For patients who are not candidates for transplant, preferred treatment regimens are bortezomib, lenalidomide, and dexamethasone; lenalidomide and low-dose dexamethasone, and bortezomib, cyclophosphamide, and dexamethasone. In cases of relapsed disease, therapy for previously relapsed disease, a clinical trial, or stem cell transplantation should be considered.

However, Kumar cautioned, biochemical relapse does not always warrant the start of a new therapy, and the patient’s age and comorbidities—as well as prior and residual toxicities—should be taken into consideration before starting a new therapy. The oncologist should treat to maximum response and maintain the use of 1 drug until progression or tolerability have been reached.

Supportive care is also critical to treating MM; “Even though we have all these fancy, effective drugs,” said Kumar, “supportive care still plays an important role in multiple myeloma.” All patients receiving primary care, he said, should be given bisphosphonates or denosumab, and the clinician should monitor for renal dysfunction and osteonecrosis of the jaw with the use of bisphosphonates. Hydration and bisphosphonates (preferably in the form of zoledronic acid) can be used in case of hypercalcemia, plasmapheresis can be used for symptomatic hyperviscocity, and erythropoietin may be used in cases of anemia. To guard against thrombosis, “I think it’s important to make sure these patients are on a full dose of aspirin.” said Kumar.

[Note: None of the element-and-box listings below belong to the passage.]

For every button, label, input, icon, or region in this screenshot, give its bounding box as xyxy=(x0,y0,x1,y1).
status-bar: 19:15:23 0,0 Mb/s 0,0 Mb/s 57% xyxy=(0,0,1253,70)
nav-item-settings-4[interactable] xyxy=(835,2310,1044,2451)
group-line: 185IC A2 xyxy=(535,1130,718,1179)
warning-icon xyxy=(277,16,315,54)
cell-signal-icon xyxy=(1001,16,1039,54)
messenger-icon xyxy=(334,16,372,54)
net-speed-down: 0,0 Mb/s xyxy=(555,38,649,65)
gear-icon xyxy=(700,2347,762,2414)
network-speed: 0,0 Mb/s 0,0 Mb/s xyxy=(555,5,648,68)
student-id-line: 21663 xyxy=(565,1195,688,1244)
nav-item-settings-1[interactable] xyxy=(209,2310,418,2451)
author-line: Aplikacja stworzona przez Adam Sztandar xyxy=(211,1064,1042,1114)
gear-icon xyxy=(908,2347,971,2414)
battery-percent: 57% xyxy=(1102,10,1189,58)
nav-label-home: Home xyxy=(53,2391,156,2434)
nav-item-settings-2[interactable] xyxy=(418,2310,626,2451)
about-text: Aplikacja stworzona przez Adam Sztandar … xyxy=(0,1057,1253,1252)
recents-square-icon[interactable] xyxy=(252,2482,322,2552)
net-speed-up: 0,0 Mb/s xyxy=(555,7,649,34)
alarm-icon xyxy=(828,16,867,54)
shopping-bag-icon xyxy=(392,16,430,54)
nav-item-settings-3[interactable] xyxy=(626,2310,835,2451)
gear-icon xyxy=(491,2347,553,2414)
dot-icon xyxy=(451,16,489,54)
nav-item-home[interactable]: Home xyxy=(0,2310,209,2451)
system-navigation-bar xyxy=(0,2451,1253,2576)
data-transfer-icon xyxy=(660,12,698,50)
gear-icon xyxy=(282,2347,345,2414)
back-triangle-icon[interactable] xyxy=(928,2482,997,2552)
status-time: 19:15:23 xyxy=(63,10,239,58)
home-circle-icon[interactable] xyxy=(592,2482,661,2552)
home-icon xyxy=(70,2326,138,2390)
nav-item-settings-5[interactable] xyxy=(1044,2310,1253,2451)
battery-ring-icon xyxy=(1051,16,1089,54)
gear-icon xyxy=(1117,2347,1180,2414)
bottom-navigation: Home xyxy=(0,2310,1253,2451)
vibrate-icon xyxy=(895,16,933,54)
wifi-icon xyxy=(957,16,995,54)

Finally, the clinician should screen for infection, provide intravenous immunoglobulin therapy in life-threatening infections, and prophylaxis against pneumonia, herpes, and fungal infections may be warranted. To maintain renal function, contrast should be avoided in imaging, and a renal biopsy may be clinically indicated.


1. Attal M, Lauwers-Cances V, Hulin C, et al. Lenalidomide, bortezomib, and dexamethasone with transplantation for myeloma. N Engl J Med 2017;376:1311-1320. doi: 10.1056/NEJMoa1611750.